First published: 2018/06/20 (2 years ago) Abstract: We propose a novel reinforcement learning approach for finite Markov decision
processes (MDPs) with delayed rewards. In this work, biases of temporal
difference (TD) estimates are proved to be corrected only exponentially slowly
in the number of delay steps. Furthermore, variances of Monte Carlo (MC)
estimates are proved to increase the variance of other estimates, the number of
which can exponentially grow in the number of delay steps. We introduce RUDDER,
a return decomposition method, which creates a new MDP with same optimal
policies as the original MDP but with redistributed rewards that have largely
reduced delays. If the return decomposition is optimal, then the new MDP does
not have delayed rewards and TD estimates are unbiased. In this case, the
rewards track Q-values so that the future expected reward is always zero. We
experimentally confirm our theoretical results on bias and variance of TD and
MC estimates. On artificial tasks with different lengths of reward delays, we
show that RUDDER is exponentially faster than TD, MC, and MC Tree Search
(MCTS). RUDDER outperforms rainbow, A3C, DDQN, Distributional DQN, Dueling
DDQN, Noisy DQN, and Prioritized DDQN on the delayed reward Atari game Venture
in only a fraction of the learning time. RUDDER considerably improves the
state-of-the-art on the delayed reward Atari game Bowling in much less learning
time. Source code is available at https://github.com/ml-jku/baselines-rudder,
with demonstration videos at https://goo.gl/EQerZV.
[Summary by author /u/SirJAM_armedi](https://www.reddit.com/r/MachineLearning/comments/8sq0jy/rudder_reinforcement_learning_algorithm_that_is/e11swv8/).

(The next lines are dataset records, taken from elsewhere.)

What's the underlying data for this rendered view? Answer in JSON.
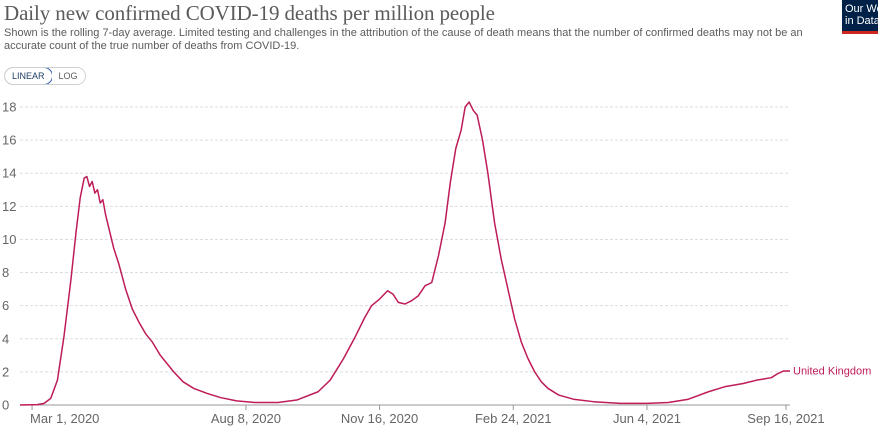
{
  "header": {
    "title": "Daily new confirmed COVID-19 deaths per million people",
    "subtitle": "Shown is the rolling 7-day average. Limited testing and challenges in the attribution of the cause of death means that the number of confirmed deaths may not be an accurate count of the true number of deaths from COVID-19.",
    "logo_text": "Our World\nin Data"
  },
  "controls": {
    "linear_label": "LINEAR",
    "log_label": "LOG",
    "selected": "LINEAR"
  },
  "colors": {
    "series": "#be1b59",
    "logo_bg": "#002147",
    "logo_accent": "#ce261e"
  },
  "chart_data": {
    "type": "line",
    "title": "Daily new confirmed COVID-19 deaths per million people",
    "xlabel": "",
    "ylabel": "",
    "ylim": [
      0,
      18
    ],
    "yticks": [
      0,
      2,
      4,
      6,
      8,
      10,
      12,
      14,
      16,
      18
    ],
    "xlim": [
      "2020-02-21",
      "2021-09-19"
    ],
    "xticks": [
      {
        "date": "2020-03-01",
        "label": "Mar 1, 2020"
      },
      {
        "date": "2020-08-08",
        "label": "Aug 8, 2020"
      },
      {
        "date": "2020-11-16",
        "label": "Nov 16, 2020"
      },
      {
        "date": "2021-02-24",
        "label": "Feb 24, 2021"
      },
      {
        "date": "2021-06-04",
        "label": "Jun 4, 2021"
      },
      {
        "date": "2021-09-16",
        "label": "Sep 16, 2021"
      }
    ],
    "grid": true,
    "legend": "end-of-line label",
    "series": [
      {
        "name": "United Kingdom",
        "points": [
          [
            "2020-02-21",
            0.0
          ],
          [
            "2020-03-05",
            0.02
          ],
          [
            "2020-03-10",
            0.1
          ],
          [
            "2020-03-15",
            0.4
          ],
          [
            "2020-03-20",
            1.5
          ],
          [
            "2020-03-25",
            4.2
          ],
          [
            "2020-03-30",
            7.5
          ],
          [
            "2020-04-03",
            10.5
          ],
          [
            "2020-04-06",
            12.5
          ],
          [
            "2020-04-09",
            13.7
          ],
          [
            "2020-04-11",
            13.8
          ],
          [
            "2020-04-13",
            13.2
          ],
          [
            "2020-04-15",
            13.5
          ],
          [
            "2020-04-17",
            12.8
          ],
          [
            "2020-04-19",
            13.0
          ],
          [
            "2020-04-21",
            12.2
          ],
          [
            "2020-04-23",
            12.4
          ],
          [
            "2020-04-25",
            11.5
          ],
          [
            "2020-04-28",
            10.5
          ],
          [
            "2020-05-01",
            9.5
          ],
          [
            "2020-05-05",
            8.5
          ],
          [
            "2020-05-10",
            7.0
          ],
          [
            "2020-05-15",
            5.8
          ],
          [
            "2020-05-20",
            5.0
          ],
          [
            "2020-05-25",
            4.3
          ],
          [
            "2020-05-30",
            3.8
          ],
          [
            "2020-06-05",
            3.0
          ],
          [
            "2020-06-10",
            2.5
          ],
          [
            "2020-06-15",
            2.0
          ],
          [
            "2020-06-22",
            1.4
          ],
          [
            "2020-06-30",
            1.0
          ],
          [
            "2020-07-10",
            0.7
          ],
          [
            "2020-07-20",
            0.45
          ],
          [
            "2020-08-01",
            0.25
          ],
          [
            "2020-08-15",
            0.15
          ],
          [
            "2020-09-01",
            0.15
          ],
          [
            "2020-09-15",
            0.3
          ],
          [
            "2020-10-01",
            0.8
          ],
          [
            "2020-10-10",
            1.5
          ],
          [
            "2020-10-20",
            2.8
          ],
          [
            "2020-10-28",
            4.0
          ],
          [
            "2020-11-05",
            5.3
          ],
          [
            "2020-11-10",
            6.0
          ],
          [
            "2020-11-16",
            6.4
          ],
          [
            "2020-11-22",
            6.9
          ],
          [
            "2020-11-26",
            6.7
          ],
          [
            "2020-11-30",
            6.2
          ],
          [
            "2020-12-05",
            6.1
          ],
          [
            "2020-12-10",
            6.3
          ],
          [
            "2020-12-15",
            6.6
          ],
          [
            "2020-12-20",
            7.2
          ],
          [
            "2020-12-25",
            7.4
          ],
          [
            "2020-12-30",
            9.0
          ],
          [
            "2021-01-04",
            11.0
          ],
          [
            "2021-01-08",
            13.5
          ],
          [
            "2021-01-12",
            15.5
          ],
          [
            "2021-01-16",
            16.6
          ],
          [
            "2021-01-19",
            18.0
          ],
          [
            "2021-01-22",
            18.3
          ],
          [
            "2021-01-25",
            17.8
          ],
          [
            "2021-01-28",
            17.5
          ],
          [
            "2021-02-01",
            16.0
          ],
          [
            "2021-02-05",
            14.0
          ],
          [
            "2021-02-10",
            11.0
          ],
          [
            "2021-02-15",
            8.8
          ],
          [
            "2021-02-20",
            7.0
          ],
          [
            "2021-02-25",
            5.2
          ],
          [
            "2021-03-02",
            3.8
          ],
          [
            "2021-03-07",
            2.8
          ],
          [
            "2021-03-12",
            2.0
          ],
          [
            "2021-03-17",
            1.4
          ],
          [
            "2021-03-22",
            1.0
          ],
          [
            "2021-03-30",
            0.6
          ],
          [
            "2021-04-10",
            0.35
          ],
          [
            "2021-04-25",
            0.2
          ],
          [
            "2021-05-15",
            0.1
          ],
          [
            "2021-06-04",
            0.1
          ],
          [
            "2021-06-20",
            0.15
          ],
          [
            "2021-07-05",
            0.35
          ],
          [
            "2021-07-20",
            0.8
          ],
          [
            "2021-08-01",
            1.1
          ],
          [
            "2021-08-15",
            1.3
          ],
          [
            "2021-08-25",
            1.5
          ],
          [
            "2021-09-05",
            1.65
          ],
          [
            "2021-09-10",
            1.9
          ],
          [
            "2021-09-14",
            2.05
          ],
          [
            "2021-09-19",
            2.05
          ]
        ]
      }
    ]
  }
}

Math aside, the "big idea" of RUDDER is the following: We use an LSTM to predict the return of an episode. To do this, the LSTM will have to recognize what actually causes the reward (e.g. "shooting the gun in the right direction causes the reward, even if we get the reward only once the bullet hits the enemy after travelling along the screen"). We then use a salience method (e.g. LRP or integrated gradients) to get that information out of the LSTM, and redistribute the reward accordingly (i.e., we then give reward already once the gun is shot in the right direction). Once the reward is redistributed this way, solving/learning the actual Reinforcement Learning problem is much, much easier and as we prove in the paper, the optimal policy does not change with this redistribution.